In the bowling alley imbroglio, the NFL noted that the Palazzo casino also was sponsoring the event, which was against league policy.
“After speaking with the NFL lawyer, plaintiff dropped the casino sponsor and voluntarily moved its event to another venue called the Brooklyn Bowl, which plaintiff represented did not have any affiliation with a casino,” attorneys for the NFL stated in court documents last month. “The event then proceeded in the new venue with the participation of several NFL players and without any objection from the NFL.”
This smaller bowling alley in Las Vegas wasn't the
This smaller bowling alley in Las Vegas wasn't the charity's first choice, but in the NFL's eyes, it was acceptable. It is located in a casino promenade. (Photo: Dan MacMedan, USA TODAY)

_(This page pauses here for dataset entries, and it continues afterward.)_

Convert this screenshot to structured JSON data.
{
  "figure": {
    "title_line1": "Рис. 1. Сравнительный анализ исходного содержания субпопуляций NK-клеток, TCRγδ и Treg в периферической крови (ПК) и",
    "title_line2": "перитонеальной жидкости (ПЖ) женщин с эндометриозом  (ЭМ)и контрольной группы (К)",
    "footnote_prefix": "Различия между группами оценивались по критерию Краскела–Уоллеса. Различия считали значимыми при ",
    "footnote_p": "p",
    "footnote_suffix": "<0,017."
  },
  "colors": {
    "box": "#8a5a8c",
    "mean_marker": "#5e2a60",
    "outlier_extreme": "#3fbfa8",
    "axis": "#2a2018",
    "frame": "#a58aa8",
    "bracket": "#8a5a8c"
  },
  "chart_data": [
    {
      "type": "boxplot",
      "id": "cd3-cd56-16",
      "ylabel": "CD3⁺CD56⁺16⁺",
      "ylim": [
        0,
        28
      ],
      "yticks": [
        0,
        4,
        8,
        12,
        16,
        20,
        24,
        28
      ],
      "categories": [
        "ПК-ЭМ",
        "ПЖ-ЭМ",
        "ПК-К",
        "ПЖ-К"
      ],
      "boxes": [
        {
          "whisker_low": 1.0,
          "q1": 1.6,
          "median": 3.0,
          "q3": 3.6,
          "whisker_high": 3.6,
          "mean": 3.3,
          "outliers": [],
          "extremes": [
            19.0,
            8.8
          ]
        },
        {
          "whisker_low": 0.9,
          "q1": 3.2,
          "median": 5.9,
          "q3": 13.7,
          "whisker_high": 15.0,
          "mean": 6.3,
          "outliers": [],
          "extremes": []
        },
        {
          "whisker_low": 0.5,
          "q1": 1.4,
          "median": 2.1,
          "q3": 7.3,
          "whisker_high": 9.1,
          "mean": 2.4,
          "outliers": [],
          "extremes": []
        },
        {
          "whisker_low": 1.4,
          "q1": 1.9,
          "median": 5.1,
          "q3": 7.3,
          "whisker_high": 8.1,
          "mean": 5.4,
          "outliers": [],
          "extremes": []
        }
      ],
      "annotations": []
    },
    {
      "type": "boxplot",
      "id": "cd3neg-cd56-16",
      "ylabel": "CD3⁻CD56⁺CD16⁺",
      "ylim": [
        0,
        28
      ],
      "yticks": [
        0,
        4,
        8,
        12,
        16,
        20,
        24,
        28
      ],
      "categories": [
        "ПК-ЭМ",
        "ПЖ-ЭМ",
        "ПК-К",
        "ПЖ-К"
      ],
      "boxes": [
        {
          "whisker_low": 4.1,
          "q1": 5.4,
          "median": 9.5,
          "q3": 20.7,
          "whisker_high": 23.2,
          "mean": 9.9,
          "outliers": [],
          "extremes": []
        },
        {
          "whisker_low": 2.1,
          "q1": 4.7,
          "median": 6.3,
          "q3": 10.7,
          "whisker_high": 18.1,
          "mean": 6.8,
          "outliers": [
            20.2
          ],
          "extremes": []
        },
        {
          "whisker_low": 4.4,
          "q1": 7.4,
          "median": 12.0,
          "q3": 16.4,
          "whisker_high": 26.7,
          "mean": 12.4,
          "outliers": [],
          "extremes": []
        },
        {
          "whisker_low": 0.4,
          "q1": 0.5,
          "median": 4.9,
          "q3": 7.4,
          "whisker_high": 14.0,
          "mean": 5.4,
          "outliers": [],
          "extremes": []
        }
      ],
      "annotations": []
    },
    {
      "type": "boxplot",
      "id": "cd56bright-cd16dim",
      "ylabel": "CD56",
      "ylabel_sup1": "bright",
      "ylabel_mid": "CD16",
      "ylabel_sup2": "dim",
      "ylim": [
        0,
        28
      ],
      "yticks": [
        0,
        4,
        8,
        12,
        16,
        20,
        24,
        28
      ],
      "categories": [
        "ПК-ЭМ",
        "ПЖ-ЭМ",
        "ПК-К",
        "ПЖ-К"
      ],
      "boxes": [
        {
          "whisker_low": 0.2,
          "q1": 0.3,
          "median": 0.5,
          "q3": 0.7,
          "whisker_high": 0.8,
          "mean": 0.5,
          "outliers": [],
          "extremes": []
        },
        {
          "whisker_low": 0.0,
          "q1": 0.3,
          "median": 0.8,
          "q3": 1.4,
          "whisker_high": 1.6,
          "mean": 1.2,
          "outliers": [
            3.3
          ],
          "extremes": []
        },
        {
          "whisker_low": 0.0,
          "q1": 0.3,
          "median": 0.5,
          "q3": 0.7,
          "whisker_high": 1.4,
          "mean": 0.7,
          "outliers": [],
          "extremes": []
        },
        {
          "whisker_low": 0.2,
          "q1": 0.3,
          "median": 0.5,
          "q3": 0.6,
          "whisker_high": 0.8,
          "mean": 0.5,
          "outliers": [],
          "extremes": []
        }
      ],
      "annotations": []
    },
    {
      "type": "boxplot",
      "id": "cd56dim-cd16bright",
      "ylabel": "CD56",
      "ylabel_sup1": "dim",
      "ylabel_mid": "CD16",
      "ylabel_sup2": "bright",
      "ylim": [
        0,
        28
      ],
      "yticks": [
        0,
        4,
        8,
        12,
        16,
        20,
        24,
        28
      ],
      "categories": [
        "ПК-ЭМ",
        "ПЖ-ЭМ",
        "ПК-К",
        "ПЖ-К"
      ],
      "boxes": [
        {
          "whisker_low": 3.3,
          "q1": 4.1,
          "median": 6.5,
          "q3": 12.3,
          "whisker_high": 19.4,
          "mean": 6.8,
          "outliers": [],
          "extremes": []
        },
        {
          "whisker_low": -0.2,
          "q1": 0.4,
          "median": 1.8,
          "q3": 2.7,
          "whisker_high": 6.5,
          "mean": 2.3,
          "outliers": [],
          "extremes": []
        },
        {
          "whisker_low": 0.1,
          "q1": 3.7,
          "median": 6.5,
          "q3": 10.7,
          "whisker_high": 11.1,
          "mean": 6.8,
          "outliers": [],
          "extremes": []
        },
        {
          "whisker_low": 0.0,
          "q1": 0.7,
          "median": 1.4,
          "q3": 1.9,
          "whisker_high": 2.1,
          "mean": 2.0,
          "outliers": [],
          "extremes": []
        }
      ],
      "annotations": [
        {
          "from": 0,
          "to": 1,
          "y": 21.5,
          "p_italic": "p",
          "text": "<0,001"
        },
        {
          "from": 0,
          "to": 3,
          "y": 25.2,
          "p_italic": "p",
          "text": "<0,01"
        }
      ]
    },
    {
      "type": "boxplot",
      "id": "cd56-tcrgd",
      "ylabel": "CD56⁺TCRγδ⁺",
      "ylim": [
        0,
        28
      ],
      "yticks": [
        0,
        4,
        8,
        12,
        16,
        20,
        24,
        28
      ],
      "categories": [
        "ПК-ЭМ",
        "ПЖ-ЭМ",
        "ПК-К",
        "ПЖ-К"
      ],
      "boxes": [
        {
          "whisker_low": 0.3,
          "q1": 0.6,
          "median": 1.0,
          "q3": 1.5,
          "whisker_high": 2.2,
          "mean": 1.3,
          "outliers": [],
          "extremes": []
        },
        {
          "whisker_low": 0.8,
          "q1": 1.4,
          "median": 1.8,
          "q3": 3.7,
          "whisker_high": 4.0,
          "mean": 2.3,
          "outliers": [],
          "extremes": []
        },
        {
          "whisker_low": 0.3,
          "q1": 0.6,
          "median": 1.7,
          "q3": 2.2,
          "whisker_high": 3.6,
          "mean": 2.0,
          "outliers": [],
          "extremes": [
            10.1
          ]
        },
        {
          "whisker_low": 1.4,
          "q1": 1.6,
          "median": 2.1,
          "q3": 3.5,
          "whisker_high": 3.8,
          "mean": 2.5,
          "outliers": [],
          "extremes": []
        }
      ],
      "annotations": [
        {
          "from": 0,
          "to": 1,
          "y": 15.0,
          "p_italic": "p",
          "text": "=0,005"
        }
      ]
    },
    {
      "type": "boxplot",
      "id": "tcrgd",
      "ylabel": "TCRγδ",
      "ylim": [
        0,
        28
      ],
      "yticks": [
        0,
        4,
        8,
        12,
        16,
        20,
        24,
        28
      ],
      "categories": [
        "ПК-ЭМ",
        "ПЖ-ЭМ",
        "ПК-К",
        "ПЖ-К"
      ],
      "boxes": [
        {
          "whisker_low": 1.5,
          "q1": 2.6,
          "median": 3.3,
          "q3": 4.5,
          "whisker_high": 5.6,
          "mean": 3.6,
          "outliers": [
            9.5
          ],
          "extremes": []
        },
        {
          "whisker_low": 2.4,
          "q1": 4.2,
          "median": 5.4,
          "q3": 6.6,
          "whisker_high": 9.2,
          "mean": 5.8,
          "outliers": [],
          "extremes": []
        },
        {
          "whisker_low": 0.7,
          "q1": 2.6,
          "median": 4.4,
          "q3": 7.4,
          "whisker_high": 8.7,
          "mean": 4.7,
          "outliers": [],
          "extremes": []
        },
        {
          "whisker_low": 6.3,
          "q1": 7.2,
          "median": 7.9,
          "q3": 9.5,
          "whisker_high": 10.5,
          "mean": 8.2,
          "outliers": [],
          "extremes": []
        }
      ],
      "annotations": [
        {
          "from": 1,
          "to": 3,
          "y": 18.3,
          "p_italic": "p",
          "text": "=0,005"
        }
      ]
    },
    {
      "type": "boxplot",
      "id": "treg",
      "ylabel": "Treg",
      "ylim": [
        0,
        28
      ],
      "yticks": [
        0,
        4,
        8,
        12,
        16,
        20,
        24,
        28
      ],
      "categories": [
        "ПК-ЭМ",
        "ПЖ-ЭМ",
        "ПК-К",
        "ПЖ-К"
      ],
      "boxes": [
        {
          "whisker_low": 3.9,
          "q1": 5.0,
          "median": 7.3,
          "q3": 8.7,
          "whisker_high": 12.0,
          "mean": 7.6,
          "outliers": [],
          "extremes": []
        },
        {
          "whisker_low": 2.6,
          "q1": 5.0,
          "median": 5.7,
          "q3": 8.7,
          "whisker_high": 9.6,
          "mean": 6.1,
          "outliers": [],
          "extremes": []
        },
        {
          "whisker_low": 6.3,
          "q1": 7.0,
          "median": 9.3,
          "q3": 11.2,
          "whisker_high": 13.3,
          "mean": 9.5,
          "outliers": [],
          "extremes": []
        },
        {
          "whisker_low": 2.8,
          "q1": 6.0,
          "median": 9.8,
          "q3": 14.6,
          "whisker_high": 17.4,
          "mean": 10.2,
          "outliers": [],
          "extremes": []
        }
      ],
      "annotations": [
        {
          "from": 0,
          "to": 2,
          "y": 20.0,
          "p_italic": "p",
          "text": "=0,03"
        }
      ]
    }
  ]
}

The NFL attorneys noted that the NFL Foundation donated $5,000 to the charity to help support the event and was thanked for it by the charity’s executive director.
The charity’s attorneys described this as “hush money.” And now they want to take Goodell’s testimony about the gambling policy in a deposition. U.S. Magistrate Judge Renee Toliver denied this request last month on the basis that it was not relevant or proportional to the needs of the case. But the charity filed objections to her ruling last week and is trying again with a different judge.
“When you look at the two (bowling alleys), there does not seem to be a difference,” plaintiff attorney Julie Pettit told Toliver in a hearing May 25. “And there's only one person (Goodell) that can tell us what's the difference between the non-approved venue and the approved venue. And he's this Oz behind the curtain, this person that the NFL will not allow us to talk to. And everyone points their finger at him, saying he's the only one that can make that determination.”
In March, Goodell told reporters that the league doesn’t envision changing its policies just because the Raiders are moving to Las Vegas by 2020. He also said the league retains the right to make changes if it thinks they are necessary.
Under the same gambling policy, NFL teams are allowed to accept limited advertising from casinos. In Las Vegas, the Raiders’ new NFL stadium will be owned by a landlord whose governing board includes executives from the MGM and Caesars casino companies.